Effects of an acid–alkaline environment on the reactivity of 5-carboxycytosine with hydroxyl radicals

Abstract

A hydroxyl radical (˙OH) is produced in biological systems by external or endogenous agents. It can damage DNA/RNA by attacking pyrimidine nucleobases through an addition reaction and H-atom abstraction. However, the correlation study for the new cytosine derived DNA modification (5-carboxycytosine, 5-caCyt) remains scarcely existent. Here three distinct groups of mechanisms for 5-caCyt with ˙OH by the CBS-QB3 approach have firstly been explored: the direct reaction (paths R1–R6), acidic (paths R1′–R3′, R5′, R6′), and alkaline (paths R1′′–R5′′)-induced processes.

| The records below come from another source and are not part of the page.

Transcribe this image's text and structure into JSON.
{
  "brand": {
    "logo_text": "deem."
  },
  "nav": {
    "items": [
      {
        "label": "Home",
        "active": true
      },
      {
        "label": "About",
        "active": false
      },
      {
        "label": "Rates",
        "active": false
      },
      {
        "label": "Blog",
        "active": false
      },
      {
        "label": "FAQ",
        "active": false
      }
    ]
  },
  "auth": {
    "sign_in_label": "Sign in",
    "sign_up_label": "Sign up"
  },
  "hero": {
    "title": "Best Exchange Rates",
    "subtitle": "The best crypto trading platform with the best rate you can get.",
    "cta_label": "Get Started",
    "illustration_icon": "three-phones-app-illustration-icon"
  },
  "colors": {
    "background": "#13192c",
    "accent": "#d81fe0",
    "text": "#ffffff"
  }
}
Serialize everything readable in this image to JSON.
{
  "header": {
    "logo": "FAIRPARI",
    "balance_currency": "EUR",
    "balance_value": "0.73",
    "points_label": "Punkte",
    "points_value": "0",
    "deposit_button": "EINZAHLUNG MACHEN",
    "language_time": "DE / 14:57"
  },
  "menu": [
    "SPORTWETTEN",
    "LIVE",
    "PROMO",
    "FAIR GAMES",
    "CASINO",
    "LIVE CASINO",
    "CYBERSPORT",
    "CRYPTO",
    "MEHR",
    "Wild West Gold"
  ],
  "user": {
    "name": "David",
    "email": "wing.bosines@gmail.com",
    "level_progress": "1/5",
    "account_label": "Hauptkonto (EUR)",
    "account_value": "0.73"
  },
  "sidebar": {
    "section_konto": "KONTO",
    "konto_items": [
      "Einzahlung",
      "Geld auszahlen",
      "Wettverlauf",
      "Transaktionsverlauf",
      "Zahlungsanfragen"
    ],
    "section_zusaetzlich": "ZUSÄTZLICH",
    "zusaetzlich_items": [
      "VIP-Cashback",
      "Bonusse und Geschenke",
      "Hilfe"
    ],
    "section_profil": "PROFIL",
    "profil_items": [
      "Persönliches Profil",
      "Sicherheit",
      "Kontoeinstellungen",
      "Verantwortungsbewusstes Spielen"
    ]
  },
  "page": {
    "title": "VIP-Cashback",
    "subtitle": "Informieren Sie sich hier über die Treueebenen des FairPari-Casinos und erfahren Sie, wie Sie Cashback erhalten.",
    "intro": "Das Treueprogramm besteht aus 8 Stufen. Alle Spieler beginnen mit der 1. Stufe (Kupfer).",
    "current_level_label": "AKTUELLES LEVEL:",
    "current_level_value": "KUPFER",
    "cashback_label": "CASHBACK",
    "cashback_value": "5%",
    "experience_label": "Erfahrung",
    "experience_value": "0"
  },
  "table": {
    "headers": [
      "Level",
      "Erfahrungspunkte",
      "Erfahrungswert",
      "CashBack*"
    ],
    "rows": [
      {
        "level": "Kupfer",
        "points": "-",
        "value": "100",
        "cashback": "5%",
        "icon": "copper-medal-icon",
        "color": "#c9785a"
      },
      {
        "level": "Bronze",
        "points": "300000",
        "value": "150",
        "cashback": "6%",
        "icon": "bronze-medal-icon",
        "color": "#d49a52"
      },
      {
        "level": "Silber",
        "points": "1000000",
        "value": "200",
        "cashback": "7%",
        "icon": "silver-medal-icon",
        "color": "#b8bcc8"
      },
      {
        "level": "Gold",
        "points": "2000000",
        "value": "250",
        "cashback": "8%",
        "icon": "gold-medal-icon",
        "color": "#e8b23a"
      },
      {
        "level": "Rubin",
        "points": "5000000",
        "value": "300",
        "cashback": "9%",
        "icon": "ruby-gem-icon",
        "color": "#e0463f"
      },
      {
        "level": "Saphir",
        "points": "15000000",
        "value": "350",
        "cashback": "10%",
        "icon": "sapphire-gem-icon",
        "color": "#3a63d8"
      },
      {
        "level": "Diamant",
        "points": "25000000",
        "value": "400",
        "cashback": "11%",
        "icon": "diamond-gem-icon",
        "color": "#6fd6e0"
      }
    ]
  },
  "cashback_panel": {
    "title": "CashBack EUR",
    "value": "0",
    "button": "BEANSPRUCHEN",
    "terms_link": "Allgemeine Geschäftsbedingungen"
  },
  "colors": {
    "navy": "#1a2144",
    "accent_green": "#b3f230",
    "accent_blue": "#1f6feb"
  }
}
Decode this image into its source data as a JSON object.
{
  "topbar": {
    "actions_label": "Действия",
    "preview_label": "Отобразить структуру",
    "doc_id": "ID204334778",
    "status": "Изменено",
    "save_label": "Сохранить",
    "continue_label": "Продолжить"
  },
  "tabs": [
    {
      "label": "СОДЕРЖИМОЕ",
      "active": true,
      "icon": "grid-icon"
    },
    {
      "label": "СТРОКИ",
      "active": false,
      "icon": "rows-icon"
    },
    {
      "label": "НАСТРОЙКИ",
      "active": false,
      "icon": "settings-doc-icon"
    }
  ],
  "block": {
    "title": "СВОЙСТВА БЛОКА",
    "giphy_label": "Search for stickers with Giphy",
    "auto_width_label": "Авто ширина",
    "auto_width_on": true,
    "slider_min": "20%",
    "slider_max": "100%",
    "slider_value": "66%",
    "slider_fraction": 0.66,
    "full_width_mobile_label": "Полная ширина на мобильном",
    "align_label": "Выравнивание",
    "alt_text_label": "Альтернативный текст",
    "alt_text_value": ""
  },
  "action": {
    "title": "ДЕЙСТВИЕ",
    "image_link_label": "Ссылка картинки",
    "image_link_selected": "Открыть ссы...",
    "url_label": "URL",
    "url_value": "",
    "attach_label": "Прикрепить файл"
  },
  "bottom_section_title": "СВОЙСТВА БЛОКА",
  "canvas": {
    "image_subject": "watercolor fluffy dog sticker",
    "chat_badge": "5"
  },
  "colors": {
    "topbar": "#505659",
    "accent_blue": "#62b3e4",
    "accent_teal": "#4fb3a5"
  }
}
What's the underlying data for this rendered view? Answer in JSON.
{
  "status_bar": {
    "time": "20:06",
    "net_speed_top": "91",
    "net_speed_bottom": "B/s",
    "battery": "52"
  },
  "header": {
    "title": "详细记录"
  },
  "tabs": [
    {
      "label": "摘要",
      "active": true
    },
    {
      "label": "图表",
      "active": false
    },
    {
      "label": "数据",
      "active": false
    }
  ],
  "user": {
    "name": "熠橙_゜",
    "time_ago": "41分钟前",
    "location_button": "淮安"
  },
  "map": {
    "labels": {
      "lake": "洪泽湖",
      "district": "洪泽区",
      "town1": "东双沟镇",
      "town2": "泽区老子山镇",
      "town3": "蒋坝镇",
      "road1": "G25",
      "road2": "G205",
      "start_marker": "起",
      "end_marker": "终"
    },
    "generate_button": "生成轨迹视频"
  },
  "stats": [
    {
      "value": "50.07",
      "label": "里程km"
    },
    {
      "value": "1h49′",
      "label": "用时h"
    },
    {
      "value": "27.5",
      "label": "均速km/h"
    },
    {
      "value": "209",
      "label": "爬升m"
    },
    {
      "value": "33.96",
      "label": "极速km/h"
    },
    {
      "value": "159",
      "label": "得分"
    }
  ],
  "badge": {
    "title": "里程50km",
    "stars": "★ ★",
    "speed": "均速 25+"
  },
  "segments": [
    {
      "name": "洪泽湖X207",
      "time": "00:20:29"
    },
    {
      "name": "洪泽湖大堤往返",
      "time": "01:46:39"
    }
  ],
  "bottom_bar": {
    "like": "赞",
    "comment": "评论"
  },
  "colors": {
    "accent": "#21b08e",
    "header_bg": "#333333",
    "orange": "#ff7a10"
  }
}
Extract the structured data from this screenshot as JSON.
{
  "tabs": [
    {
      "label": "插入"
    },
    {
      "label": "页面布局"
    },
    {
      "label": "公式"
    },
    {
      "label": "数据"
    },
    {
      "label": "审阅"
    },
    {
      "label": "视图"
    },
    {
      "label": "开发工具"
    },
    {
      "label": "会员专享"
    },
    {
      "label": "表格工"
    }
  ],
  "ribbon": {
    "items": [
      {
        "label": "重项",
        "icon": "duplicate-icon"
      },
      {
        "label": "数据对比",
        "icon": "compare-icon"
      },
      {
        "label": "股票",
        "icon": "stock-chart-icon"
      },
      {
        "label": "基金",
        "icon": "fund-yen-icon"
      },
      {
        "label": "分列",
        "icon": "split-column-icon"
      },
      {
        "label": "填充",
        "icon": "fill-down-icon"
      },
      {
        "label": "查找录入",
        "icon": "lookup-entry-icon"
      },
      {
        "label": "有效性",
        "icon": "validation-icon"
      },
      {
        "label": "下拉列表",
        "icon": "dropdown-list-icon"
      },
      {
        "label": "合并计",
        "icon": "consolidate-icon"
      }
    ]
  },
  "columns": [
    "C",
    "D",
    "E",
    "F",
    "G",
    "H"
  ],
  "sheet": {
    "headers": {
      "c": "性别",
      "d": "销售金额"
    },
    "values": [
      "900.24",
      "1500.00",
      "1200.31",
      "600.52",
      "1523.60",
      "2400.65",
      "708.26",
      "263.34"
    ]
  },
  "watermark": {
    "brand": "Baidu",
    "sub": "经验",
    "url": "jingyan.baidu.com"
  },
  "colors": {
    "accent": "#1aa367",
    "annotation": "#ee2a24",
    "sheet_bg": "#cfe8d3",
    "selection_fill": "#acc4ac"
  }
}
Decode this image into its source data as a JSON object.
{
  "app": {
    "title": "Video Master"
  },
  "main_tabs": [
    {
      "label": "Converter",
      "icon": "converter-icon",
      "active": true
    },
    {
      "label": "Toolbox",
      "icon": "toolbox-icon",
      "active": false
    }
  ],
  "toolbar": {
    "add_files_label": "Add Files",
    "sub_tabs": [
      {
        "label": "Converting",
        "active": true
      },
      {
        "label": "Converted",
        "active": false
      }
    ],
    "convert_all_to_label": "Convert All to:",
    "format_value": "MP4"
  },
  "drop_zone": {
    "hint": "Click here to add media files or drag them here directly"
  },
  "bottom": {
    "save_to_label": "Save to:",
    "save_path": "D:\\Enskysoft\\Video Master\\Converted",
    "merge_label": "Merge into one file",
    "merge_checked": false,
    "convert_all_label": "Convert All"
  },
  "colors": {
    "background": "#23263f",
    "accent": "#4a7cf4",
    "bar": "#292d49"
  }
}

It indicates that the addition of ˙OH to the C5C6 double bond of 5-caCyt is more favourable in neutral, acidic and alkaline conditions, and the ΔG^s≠ value of the C5 channel is a little higher than that of the C6 route, which agrees with the tendencies observed experimentally. Moreover, the H5 abstraction in alkaline media might be competitive with the addition reactions, having a ΔG^s≠ value of 32.55 kJ mol⁻¹, which is only 17–20 kJ mol⁻¹ more energetic than for the addition reactions. In addition, the ΔG^s≠ values of the ˙OH reactions are slightly lower for the neutral or deprotonated systems than for the N3-protonated 5-caCyt, implying that the reaction trends are a little enhanced. Our results give a possible new insight on 5-caCyt in the presence of ˙OH for experimental scientists.